Web farming is not surfing the Web haphazardly,
wandering from one intriguing item to another. Nor is
it a one-time search of the Web. On a continuous and
systematic basis, a Web farming system must deliver,
to the right people at the right time, information highly
relevant to the enterprise. In effect, a Web farming
system acts as the eyes and ears of the enterprise,
focusing externally to be aware of important changes
in the business environment.
Web farming has the objective of refining web content
in a systematic manner. In particular, refining this
content involves the processes of discovering, acquiring,
structuring, and disseminating. The specific objectives
of web farming are:
- To discover web content that is highly relevant
to the business
- To acquire that content so it is properly validated
within a historical context
- To structure the content into a useful form that's
compatible with the data warehouse
- To disseminate the content to the proper people
so it has direct and positive impacts on specific
business processes
- To manage the previous steps in a systematic manner
as part of the production operations of a data center
environment.
Web Farming results in practical management and
technical skills for implementing effective business
intelligence systems within your company. The four-stage
methodology for web farming minimizes your risk of an
unsuccessful implementation and maximizes the benefits
to your business.
With web farming, this discipline is called Information
Refining and consists of four processes: discovery,
acquisition, structuring, and dissemination.

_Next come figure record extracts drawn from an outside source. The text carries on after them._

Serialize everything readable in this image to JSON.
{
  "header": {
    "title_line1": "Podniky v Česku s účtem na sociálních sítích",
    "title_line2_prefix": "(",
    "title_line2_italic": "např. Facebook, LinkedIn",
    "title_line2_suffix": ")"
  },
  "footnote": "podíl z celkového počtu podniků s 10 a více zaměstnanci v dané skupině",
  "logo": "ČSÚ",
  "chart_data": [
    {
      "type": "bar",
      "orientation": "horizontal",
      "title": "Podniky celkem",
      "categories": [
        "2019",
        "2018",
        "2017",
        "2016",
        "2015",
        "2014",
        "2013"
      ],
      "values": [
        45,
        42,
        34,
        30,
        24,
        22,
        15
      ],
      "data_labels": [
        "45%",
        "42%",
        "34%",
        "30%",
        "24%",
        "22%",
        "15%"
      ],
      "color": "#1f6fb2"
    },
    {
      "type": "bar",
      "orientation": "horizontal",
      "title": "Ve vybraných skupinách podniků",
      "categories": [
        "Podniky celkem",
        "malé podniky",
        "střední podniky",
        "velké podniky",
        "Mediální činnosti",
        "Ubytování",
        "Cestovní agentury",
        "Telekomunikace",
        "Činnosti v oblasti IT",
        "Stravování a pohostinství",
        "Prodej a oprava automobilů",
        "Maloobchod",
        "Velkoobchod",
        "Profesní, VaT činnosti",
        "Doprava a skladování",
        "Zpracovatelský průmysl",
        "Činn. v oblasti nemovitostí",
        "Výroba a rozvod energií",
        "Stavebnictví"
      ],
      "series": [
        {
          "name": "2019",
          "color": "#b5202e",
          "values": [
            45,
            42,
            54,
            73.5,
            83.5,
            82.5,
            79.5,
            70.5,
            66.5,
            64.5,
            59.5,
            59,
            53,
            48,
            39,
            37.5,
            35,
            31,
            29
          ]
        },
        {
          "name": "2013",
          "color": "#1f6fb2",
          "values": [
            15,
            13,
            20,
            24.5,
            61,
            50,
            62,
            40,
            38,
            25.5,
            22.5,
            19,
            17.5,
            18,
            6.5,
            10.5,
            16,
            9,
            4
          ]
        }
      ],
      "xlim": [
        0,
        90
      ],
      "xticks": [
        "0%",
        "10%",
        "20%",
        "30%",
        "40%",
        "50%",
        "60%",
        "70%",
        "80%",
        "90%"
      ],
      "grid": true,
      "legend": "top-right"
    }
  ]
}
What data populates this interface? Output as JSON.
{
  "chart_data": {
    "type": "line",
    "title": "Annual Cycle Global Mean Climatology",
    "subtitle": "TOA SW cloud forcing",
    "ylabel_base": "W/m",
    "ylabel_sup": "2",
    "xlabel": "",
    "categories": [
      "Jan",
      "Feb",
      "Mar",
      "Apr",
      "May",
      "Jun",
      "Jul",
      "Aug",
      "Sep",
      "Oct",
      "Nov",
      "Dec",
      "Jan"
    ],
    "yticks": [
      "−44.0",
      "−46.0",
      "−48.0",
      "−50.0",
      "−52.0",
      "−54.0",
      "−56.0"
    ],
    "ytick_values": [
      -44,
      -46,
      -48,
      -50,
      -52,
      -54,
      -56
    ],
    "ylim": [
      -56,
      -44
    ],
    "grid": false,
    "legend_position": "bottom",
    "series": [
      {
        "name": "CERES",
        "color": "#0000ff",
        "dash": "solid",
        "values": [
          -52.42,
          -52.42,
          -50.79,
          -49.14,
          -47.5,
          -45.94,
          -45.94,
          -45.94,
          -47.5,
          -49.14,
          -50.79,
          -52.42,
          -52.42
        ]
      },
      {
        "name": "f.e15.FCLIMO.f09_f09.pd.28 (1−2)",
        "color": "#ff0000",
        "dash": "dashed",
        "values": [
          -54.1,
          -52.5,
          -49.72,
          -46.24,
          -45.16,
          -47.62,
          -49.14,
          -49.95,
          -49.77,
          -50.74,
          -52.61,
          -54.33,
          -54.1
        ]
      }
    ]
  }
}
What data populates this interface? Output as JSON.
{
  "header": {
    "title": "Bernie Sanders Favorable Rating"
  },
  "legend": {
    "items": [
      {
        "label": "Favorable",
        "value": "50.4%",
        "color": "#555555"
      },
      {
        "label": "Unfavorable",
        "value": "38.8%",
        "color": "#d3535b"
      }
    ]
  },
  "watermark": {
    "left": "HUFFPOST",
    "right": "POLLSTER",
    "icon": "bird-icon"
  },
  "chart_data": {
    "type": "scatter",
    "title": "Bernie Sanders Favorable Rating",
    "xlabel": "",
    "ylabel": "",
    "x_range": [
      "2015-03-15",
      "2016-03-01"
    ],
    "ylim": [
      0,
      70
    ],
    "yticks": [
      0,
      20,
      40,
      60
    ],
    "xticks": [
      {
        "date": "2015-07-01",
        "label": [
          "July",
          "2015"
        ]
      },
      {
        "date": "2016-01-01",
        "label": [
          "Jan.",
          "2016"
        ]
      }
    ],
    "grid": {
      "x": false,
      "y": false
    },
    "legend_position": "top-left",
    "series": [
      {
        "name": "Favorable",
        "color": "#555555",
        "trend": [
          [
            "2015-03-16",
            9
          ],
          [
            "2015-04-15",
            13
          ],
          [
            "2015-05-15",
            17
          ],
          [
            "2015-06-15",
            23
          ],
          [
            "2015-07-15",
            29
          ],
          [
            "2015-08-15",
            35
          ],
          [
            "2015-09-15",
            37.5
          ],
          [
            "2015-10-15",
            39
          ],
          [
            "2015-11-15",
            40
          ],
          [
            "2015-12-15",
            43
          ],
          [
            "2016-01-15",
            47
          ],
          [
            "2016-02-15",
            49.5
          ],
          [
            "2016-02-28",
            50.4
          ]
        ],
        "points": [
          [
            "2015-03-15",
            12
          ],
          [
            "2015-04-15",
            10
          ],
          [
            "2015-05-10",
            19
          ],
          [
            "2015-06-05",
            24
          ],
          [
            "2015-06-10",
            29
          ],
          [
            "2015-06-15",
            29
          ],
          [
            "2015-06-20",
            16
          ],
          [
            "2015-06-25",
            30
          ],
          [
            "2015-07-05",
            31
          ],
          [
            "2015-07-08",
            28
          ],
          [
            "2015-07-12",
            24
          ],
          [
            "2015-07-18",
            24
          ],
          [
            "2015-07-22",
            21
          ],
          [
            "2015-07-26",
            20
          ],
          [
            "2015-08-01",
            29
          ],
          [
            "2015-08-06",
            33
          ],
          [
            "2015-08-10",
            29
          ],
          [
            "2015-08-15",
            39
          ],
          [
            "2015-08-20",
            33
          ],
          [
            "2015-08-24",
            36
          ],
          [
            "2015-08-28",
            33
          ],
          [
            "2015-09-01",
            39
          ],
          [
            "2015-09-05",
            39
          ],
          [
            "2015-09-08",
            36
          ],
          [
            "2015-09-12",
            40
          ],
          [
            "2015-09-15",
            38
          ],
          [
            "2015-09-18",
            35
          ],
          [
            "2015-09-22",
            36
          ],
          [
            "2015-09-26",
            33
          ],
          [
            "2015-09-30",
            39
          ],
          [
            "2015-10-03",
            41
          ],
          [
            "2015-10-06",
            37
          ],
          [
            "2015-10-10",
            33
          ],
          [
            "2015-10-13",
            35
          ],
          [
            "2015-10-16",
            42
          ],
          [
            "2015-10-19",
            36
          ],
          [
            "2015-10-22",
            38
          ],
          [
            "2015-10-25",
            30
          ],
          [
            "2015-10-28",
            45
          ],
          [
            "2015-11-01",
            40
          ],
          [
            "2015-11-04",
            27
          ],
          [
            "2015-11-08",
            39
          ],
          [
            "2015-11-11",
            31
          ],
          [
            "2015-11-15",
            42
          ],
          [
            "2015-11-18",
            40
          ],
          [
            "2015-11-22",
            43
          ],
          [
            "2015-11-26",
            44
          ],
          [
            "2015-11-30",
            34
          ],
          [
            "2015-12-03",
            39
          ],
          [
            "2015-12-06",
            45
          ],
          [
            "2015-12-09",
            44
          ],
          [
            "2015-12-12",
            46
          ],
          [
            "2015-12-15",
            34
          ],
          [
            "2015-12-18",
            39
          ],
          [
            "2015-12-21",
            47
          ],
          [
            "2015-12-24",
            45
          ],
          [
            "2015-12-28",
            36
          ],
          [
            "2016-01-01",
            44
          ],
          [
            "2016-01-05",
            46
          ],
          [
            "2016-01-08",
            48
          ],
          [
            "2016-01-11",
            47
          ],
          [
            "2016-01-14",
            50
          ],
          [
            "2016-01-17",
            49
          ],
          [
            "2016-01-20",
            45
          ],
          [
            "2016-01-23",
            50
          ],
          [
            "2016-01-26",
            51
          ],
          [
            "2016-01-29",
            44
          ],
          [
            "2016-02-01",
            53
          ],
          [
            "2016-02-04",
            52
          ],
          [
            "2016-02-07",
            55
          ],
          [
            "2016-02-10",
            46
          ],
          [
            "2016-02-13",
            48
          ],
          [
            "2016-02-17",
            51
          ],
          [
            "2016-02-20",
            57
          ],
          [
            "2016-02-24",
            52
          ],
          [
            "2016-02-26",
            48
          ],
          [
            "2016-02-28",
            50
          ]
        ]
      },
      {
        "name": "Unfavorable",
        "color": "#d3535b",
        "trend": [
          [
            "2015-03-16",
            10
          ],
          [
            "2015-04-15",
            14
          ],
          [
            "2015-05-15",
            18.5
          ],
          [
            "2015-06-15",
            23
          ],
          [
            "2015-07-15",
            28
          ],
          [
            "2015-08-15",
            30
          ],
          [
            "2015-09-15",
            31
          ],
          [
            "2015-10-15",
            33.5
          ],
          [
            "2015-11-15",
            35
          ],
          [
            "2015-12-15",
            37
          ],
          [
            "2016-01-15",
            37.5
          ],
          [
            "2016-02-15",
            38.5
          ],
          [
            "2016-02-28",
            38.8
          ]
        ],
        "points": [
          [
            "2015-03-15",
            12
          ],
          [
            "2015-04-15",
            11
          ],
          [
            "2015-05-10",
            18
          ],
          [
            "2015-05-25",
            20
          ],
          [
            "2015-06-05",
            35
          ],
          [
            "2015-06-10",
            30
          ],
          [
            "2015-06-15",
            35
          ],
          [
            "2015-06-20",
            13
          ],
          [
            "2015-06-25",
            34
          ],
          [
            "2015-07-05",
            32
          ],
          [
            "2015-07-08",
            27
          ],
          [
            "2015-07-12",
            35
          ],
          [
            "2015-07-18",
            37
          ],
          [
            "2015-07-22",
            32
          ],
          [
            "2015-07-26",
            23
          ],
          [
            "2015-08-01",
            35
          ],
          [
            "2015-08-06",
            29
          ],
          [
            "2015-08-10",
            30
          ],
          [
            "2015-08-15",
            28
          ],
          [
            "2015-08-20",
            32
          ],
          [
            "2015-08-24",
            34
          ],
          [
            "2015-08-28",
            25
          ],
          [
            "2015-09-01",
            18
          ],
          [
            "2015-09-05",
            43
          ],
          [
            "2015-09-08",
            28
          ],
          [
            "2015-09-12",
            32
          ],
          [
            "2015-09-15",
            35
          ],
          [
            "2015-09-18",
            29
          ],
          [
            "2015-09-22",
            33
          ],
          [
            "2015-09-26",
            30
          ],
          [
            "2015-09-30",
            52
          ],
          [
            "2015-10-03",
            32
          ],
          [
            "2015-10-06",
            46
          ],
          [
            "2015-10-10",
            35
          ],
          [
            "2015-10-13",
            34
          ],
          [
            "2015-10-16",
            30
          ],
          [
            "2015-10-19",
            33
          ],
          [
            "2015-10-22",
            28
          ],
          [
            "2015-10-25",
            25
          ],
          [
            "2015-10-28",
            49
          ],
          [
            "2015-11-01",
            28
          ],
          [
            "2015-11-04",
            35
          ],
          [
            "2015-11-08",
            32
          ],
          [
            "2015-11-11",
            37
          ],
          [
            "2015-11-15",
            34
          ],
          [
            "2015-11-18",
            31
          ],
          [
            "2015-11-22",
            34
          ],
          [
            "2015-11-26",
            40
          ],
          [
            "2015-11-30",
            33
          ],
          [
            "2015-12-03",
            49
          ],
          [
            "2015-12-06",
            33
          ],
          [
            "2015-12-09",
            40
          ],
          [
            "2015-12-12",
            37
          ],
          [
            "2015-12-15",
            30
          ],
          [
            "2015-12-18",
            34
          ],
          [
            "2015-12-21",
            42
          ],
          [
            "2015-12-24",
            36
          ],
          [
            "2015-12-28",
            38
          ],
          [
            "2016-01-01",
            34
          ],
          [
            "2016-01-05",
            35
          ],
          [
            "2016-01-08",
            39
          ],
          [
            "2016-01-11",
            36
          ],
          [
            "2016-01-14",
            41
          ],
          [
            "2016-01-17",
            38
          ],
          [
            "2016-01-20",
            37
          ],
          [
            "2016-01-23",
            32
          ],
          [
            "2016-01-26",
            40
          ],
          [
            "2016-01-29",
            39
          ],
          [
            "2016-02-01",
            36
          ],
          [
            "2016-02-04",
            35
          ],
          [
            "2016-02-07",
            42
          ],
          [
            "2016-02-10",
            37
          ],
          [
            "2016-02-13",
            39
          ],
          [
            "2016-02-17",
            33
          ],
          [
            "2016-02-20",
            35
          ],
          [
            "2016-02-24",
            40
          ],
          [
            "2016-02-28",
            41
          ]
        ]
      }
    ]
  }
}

Discovery is the exploration of available Web resources
to find those items that relate to specific topics.
Discovery involves considerable "detective"
work far beyond searching generic directory services
(such as Yahoo) or indexing services (such as AltaVista).
Furthermore, the discovery activity must be a continuous
process because data sources are continually appearing
(and disappearing) from the Web. A business analyst
is the central figure in this activity and requires
advanced search and indexing tools to be productive.
Acquisition is the collection and maintenance of
content identified by its source. The main goal of acquisition
is to maintain the historical context so you can analyze
content in the context of past changes. Acquisition
requires a secured server platform with large storage
capacity.
Structuring is the analysis, validation, and transformation
of content into a more useful format and into a more
meaningful structure. The formats can be Web pages,
spreadsheets, word processing documents, and database
tables. As we move toward loading data into a warehouse,
the structures must be compatible with the star-schema
design and with key identifier values.
Dissemination is the packaging and delivery of
information to the appropriate consumers, either directly
or through a data warehouse. It requires a range of
dissemination mechanisms from predetermined schedules
to ad hoc queries. Newer technologies such as information
brokering and preference matching may be desirable.
There is a bi-directional flow to the processes.
The left-to-right flow refines the content of information,
which becomes more structured and validated. The right-to-left
flow refines the control of the processes, which become
more selective and discriminating.
|